Monday, July 8, 2013

The Big Burn

I finished this book just before the fire in Yarnell, Arizona which took the lives of 19 Hot Shot firefighters.  I felt is was so ironic that I had just made it through the story of fire fighters losing their lives in 1910 and now my heart was heavy, heavy for those who had just lost their life in 2013.  I picked up this book from the clearance table at Barnes and Noble.  I really enjoyed Timothy Egan's The Worst Hard Time and thought this one sounded interesting as well.

In August 1910, a gigantic forest fire ripped through the northern mountains of Idaho, Washington, and Montana.  Over 100 firefighters lost their lives and other fighters and forest personal carried scars for life.  Many towns such as Wallace, Idaho above were destroyed as trains carrying survivors tried to beat the flames.

It took years for the forests to return as hundreds of thousands of acres of forests were burnt by giant flames fanned by 80 mile per hour winds.  Historians call it the biggest forest fire ever.

Firefighters sought shelter in mining tunnels such as this one, creek beds, dirt cellars, and pits of their own digging.  This worked for some but not all.  Even in the tunnels, oxygen was sucked out and replaced by hot gases causing asphyxiation.
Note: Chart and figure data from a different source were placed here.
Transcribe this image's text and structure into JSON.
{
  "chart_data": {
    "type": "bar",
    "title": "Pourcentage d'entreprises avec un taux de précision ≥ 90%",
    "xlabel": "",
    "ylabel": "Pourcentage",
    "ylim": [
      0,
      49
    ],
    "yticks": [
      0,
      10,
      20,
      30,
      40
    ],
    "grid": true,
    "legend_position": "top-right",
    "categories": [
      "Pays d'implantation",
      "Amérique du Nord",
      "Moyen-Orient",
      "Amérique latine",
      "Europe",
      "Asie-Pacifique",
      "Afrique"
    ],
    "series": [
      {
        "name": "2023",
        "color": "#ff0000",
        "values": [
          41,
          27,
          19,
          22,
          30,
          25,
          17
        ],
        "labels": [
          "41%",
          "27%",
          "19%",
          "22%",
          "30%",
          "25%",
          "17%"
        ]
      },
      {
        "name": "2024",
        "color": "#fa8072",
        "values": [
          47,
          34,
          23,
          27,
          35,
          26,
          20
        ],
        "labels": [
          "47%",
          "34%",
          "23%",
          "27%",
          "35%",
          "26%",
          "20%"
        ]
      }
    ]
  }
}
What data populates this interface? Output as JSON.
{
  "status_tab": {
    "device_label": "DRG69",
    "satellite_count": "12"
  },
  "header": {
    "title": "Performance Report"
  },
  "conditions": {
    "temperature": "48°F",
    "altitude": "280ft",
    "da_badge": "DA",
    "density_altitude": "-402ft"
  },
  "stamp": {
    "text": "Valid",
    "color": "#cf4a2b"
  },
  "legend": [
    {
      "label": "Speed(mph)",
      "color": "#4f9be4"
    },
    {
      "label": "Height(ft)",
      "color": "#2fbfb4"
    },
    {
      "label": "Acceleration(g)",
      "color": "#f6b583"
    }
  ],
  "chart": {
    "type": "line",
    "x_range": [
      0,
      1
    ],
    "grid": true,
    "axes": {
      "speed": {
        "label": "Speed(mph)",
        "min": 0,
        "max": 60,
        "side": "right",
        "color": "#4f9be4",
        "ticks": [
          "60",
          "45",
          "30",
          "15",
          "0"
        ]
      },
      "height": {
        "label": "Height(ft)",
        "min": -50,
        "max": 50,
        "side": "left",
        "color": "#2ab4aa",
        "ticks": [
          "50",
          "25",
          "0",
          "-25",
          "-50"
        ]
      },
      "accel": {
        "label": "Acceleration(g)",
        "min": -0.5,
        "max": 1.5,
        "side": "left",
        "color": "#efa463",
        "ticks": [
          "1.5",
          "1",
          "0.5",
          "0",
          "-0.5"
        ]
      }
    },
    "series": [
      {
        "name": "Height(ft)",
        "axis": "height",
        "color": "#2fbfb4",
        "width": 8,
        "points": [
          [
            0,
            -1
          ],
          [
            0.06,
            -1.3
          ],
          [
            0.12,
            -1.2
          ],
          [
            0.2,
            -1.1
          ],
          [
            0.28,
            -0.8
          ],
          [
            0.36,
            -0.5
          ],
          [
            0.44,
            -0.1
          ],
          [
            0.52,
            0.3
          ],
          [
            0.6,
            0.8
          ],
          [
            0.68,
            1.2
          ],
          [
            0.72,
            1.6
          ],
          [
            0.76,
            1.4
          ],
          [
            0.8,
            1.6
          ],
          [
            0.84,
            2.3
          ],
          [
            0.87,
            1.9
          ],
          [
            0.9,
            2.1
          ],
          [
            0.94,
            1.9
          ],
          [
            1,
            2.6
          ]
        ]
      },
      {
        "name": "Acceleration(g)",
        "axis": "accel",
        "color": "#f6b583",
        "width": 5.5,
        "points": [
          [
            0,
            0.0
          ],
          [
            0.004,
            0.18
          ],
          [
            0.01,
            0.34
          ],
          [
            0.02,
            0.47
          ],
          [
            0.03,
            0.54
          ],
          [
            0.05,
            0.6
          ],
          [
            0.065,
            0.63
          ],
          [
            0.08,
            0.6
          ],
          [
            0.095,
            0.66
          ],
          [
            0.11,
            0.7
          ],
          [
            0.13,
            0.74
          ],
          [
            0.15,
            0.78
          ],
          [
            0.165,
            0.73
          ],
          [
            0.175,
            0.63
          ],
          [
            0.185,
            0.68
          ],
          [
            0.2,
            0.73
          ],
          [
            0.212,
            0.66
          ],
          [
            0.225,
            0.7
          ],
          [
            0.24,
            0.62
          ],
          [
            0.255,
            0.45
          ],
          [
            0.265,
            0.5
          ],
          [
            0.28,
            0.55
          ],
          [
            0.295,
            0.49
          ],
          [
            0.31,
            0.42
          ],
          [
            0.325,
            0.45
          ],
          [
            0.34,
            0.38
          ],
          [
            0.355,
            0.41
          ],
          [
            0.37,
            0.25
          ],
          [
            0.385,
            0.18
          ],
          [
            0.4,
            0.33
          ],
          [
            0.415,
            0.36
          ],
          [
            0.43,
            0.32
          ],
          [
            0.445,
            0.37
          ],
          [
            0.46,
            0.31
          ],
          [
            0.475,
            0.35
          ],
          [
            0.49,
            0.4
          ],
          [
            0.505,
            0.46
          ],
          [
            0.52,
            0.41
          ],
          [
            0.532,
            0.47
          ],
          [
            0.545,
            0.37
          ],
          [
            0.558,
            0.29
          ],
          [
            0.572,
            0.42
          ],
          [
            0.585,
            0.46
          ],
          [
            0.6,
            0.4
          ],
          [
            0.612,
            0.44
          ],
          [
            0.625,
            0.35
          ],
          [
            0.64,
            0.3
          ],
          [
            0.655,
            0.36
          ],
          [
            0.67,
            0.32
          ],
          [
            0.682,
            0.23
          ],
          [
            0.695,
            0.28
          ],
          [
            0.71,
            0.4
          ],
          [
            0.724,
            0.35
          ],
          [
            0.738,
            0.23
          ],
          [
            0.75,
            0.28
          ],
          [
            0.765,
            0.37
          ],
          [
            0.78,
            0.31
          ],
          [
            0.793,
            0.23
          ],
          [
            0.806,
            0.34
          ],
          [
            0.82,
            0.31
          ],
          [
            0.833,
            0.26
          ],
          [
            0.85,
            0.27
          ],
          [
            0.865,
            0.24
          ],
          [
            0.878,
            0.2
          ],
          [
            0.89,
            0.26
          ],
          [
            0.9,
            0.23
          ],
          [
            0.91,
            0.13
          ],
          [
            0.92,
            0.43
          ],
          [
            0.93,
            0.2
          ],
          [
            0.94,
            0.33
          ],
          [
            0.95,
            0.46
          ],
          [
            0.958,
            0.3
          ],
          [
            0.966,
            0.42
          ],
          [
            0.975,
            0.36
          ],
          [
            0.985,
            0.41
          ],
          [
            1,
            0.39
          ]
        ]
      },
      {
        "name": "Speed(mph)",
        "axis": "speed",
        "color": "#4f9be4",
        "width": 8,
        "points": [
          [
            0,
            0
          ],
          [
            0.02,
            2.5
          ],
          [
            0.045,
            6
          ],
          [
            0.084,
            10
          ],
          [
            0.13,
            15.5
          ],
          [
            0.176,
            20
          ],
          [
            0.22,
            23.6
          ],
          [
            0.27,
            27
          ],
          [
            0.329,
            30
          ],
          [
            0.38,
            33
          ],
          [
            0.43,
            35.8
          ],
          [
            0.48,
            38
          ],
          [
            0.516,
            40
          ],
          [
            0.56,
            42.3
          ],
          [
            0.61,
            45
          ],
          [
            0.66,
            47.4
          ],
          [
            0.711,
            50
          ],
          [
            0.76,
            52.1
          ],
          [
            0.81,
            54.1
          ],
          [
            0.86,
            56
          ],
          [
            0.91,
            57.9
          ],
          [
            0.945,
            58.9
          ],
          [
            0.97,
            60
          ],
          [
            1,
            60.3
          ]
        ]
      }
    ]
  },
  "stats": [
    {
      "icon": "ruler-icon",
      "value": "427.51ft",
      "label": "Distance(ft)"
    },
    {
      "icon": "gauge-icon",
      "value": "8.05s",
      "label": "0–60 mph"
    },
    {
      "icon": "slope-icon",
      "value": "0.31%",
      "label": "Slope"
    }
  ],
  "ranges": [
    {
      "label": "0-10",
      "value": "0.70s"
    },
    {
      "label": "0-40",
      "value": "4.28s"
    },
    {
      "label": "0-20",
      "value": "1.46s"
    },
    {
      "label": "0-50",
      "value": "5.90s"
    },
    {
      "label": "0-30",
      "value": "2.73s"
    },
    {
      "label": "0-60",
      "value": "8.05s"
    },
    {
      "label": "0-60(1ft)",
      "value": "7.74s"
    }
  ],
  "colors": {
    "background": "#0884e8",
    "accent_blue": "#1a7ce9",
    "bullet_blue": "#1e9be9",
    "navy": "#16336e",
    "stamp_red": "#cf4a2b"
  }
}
Ed Pulaski, forest ranger, saved many of his men in this tunnel although suffering many wounds himself both physical and emotional.  He fought the government unsuccessfully for years for compensation and help for his men. Pulaski also invented a firefighting tool, a combination of hoe and ax, which is still in use today.

This is the famous tunnel today.  The book is also about the formation of the Forest Service under Teddy Roosevelt, the first forest rangers, how little they were supported by the government or the general public, and of course, the management of forest fires.

Earlier this summer I heard that this year's fire season would be the worst in 100 years.  Now I know how truly bad it was those 100 years ago.

As I finished my book, flames roared their ugly heads in my beloved Arizona as the summer giant winds blew and changed direction.

Nineteen members of this Hot Shot firefighting team lost their lives trying to save the property and the lives of others.  Summers can be dangerous and furious out West as lightening strikes and hot winds blow.  My heart bleeds for the family and friends of these brave firefighters.

Yesterday, 19 white hearses carried them home to Prescott from the medical examiners office in Phoenix.  Rest in Peace and may your loved ones be comforted.